Courtesy of Roadside Attractions

It’s that time of year again. The air is crisper. The leaves are falling. November is closing in on us. Next month, thousands of Americans will travel home and feast on a dinner filled with roast turkey, mouth-watering mashed potatoes and warm pumpkin pie. Or, as writer and director Ike Barinholtz demonstrates in his directorial debut “The Oath,” “the day of thanks” will consist of working through — or more likely, fighting through — familial tensions.

From Barinholtz, known for his work on “MADtv” and his supporting role on “The Mindy Project,comes a Thanksgiving thriller-comedy fit for 2018. “The Oath” follows a hostile family Thanksgiving dinner, hosted by ultra-political news-junkie Chris (Ike Barinholtz) and his wife Kai (Tiffany Haddish), that quickly turns into a violent, chaotic event. The conflict, set in an alternate, present-day United States, centers around a contentious loyalty oath mandated by the  president for all citizens to sign, leading to massive divisions within the family.

Although it is set in a dystopian America, “The Oathtakes influence from the current political climate of the United States and from President Donald J. Trump’s administration. Members of the family represent the whole political spectrum, mirroring each distinctive archetype of American political discourse. Chris’s brother, Pat, played by Barinholtz’s real-life brother Jon, and his girlfriend Abbie (Meredith Hagner), represent Trump’s radical right supporters, while Chris’s parents Eleanor (Nora Dunn) and Hank (Chris Ellis) are mild, centrist conservatives of the likes of Ohio Gov. John Kasich. Chris’ sister Alice (Carrie Brownstein) plays the role of the establishment liberal, while Chris and Kai represent the far left.
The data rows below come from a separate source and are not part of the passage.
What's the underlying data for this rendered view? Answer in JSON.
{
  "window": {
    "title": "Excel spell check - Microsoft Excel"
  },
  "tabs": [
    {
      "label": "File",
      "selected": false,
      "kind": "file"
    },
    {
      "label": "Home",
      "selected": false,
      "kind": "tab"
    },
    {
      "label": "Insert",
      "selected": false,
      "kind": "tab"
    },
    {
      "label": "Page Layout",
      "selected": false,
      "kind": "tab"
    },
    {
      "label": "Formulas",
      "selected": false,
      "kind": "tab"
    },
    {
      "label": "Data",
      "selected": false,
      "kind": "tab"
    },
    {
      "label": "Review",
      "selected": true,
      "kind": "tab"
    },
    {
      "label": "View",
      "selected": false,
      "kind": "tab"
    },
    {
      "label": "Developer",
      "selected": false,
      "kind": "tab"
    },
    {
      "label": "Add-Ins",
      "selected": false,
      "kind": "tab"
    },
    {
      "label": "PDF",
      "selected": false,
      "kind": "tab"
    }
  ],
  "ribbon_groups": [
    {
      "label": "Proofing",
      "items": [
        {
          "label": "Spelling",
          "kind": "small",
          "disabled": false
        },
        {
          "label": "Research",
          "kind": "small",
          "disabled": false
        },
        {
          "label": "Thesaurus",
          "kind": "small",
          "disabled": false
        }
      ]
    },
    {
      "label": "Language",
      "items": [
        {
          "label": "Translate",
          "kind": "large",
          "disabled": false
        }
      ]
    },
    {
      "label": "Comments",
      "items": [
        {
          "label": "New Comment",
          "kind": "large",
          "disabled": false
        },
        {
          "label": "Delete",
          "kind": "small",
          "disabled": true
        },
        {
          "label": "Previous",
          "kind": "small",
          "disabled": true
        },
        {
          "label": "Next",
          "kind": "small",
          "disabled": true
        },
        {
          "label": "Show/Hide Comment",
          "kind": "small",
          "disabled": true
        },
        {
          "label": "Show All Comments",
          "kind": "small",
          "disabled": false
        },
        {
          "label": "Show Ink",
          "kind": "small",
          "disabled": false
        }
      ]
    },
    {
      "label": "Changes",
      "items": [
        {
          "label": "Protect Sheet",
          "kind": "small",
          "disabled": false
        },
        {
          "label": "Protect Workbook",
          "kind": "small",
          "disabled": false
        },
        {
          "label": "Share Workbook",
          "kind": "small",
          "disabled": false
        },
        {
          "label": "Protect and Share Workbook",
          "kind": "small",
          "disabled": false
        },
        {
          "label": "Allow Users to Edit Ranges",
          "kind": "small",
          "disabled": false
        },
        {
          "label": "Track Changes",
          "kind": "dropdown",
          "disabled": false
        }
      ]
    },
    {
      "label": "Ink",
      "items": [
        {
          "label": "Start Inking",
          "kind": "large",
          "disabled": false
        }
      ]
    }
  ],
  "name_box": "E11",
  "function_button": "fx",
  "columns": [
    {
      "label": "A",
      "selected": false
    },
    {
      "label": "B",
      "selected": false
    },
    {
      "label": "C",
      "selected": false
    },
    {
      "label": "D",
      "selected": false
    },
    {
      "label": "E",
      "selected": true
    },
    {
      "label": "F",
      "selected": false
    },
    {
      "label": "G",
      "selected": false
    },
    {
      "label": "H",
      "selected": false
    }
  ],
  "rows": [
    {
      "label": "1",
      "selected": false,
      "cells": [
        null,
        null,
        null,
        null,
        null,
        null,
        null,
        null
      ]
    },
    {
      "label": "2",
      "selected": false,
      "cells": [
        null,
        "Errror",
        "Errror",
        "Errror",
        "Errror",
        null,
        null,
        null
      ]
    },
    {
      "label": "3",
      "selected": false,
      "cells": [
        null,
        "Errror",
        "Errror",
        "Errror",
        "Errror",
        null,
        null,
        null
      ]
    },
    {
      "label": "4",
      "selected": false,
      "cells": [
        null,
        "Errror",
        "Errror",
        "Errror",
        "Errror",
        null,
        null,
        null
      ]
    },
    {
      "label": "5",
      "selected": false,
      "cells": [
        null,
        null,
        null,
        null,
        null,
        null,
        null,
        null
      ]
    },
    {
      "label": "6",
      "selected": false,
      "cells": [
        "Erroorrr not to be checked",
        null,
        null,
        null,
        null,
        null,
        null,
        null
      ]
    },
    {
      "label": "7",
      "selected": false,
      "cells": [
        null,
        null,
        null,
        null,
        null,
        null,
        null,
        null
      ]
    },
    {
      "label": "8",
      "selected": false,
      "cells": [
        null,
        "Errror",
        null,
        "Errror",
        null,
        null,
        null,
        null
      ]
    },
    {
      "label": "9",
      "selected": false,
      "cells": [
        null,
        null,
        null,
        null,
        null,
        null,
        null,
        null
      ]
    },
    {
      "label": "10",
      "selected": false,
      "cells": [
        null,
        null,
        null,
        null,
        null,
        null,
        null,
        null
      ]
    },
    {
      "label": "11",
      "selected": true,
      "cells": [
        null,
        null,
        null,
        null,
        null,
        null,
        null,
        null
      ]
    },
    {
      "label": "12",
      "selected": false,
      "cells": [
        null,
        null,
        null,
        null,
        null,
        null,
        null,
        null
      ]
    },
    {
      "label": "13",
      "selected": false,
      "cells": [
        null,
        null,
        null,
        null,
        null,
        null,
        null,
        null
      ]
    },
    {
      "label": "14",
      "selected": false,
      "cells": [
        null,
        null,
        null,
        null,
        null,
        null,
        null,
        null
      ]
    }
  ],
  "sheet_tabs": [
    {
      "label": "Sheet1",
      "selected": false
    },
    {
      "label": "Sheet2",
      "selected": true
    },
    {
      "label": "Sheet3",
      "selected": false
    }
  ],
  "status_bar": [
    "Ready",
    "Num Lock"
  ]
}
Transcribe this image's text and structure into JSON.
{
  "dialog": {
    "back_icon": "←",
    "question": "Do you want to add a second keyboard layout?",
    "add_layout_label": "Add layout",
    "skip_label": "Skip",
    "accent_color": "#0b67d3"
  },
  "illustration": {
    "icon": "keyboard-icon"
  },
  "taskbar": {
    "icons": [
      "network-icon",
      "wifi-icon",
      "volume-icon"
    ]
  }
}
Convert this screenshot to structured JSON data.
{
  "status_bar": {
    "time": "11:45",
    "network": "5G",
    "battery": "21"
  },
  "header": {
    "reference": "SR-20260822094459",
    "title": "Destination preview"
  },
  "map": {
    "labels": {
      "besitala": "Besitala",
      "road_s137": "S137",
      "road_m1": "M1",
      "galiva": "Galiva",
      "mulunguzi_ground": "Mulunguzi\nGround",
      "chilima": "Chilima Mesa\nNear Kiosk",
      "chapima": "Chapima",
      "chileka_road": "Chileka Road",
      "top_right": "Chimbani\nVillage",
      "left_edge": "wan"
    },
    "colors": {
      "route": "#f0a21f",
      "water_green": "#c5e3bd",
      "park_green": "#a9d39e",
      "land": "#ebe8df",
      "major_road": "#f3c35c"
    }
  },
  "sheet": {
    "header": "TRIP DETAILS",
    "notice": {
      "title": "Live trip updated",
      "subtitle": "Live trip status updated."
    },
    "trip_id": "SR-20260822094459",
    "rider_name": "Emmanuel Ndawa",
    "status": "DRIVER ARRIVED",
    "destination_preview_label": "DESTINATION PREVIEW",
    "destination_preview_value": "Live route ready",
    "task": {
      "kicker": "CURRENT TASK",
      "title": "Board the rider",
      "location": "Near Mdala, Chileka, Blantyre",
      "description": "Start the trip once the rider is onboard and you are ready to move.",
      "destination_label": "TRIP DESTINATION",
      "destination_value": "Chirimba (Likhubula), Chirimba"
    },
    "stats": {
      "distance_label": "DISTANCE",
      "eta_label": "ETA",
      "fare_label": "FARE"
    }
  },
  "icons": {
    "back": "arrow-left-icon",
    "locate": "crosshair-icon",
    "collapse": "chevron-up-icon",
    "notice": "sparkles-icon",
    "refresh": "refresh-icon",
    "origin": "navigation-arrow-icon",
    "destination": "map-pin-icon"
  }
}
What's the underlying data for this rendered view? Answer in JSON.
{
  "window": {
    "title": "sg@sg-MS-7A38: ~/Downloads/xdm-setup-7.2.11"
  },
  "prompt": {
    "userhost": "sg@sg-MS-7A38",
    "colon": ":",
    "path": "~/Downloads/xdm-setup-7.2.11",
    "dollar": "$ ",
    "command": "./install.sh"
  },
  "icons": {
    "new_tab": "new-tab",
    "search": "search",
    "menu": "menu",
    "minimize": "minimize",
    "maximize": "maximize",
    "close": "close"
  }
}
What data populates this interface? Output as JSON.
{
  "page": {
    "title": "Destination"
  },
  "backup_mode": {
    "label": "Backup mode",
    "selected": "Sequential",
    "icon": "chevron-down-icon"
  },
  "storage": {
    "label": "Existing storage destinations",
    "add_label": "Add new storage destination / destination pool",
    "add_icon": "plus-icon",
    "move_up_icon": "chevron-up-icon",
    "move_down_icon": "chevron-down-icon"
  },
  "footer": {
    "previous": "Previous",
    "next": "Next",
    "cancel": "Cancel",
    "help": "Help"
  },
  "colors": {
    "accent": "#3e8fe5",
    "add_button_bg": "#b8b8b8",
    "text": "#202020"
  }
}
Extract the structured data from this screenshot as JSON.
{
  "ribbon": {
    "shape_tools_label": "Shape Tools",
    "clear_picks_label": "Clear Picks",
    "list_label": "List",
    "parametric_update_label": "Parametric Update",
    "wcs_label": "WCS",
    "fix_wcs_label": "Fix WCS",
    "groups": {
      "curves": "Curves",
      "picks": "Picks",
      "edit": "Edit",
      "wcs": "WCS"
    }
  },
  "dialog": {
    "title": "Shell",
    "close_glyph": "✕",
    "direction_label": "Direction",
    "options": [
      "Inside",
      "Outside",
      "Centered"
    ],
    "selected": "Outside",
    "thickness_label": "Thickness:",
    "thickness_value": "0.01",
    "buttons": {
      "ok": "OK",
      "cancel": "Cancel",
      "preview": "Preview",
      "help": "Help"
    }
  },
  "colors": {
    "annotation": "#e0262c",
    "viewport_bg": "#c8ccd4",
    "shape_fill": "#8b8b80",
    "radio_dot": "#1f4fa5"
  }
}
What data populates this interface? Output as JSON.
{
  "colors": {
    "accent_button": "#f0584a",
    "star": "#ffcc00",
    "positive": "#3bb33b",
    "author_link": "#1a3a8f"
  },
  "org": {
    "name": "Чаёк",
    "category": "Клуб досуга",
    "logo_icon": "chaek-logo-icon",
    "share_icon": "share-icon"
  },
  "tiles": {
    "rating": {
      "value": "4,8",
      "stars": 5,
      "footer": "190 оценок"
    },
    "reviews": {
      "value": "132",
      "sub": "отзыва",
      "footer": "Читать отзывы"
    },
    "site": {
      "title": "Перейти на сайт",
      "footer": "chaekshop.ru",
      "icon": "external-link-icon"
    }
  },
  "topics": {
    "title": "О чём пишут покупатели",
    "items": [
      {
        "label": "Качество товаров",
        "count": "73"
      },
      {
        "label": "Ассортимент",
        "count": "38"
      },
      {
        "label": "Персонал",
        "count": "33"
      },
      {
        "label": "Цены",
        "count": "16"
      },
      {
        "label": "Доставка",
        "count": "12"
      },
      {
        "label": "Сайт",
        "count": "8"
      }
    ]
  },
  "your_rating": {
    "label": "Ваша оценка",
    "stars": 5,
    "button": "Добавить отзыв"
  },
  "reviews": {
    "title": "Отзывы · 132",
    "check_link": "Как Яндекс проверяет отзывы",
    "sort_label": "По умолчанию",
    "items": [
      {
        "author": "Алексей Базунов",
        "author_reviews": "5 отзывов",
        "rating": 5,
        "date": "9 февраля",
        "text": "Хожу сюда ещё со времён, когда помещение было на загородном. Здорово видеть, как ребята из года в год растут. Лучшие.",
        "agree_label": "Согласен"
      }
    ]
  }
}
The Oathfinds its strength in its political discourse. Most viewers will find similarities between their family and the film’s characters. Its best scenes are around the dinner table, where Chris and his family members argue over different issues, including signing an oath that declares their loyalty to the government. The most chilling scene occurs when the family goes out to eat and is interrupted by an outburst where a patron loudly disparages other restaurant-goers for “hating America” and for dissenting against the government.

The film begins to lose its vision with the introduction of two agents (Billy Magnussen and John Cho) of the oppressive Citizen’s Protection Unit (CPU), when they visit Chris’s house after receiving a call about his opposition to the government (the call was presumably made by someone in the house). The encounter quickly turns violent, with the agents accidentally knocked out cold. The rest of the film follows the family’s attempt to solve the situation.

While the violence, which makes up most of the second half of the film, produces some of the film’s funnier moments, it often undermines the deeper message established at the beginning. The jokes become cheaper as the violence increases, and, by the final scenes, the film fails to properly solve the deeper issues within the family. The ending utilizes the contrived plot device of the deus ex machina (an unexpected event that saves a seemingly irreparable situation). The ending does not do justice to the shrewd intricacies that Barinholtz develops in the first half of the film, leaving the viewer unsatisfied.

“The Oath” shows that when Americans go home to visit their families and eat their warm pumpkin pies, they should, instead of preparing for attack, find a common ground with their politically divided families. In 2018, political tensions are as high as ever and Barinholtz believes that listening, not fighting, will solve the deep partisan chasm. While imperfect, “The Oath” gets the political complexity of 2018 right and is particularly salient for voters before the November midterm elections. It is a positive start for Barinholtz and provides a sturdy foundation for his directorial career.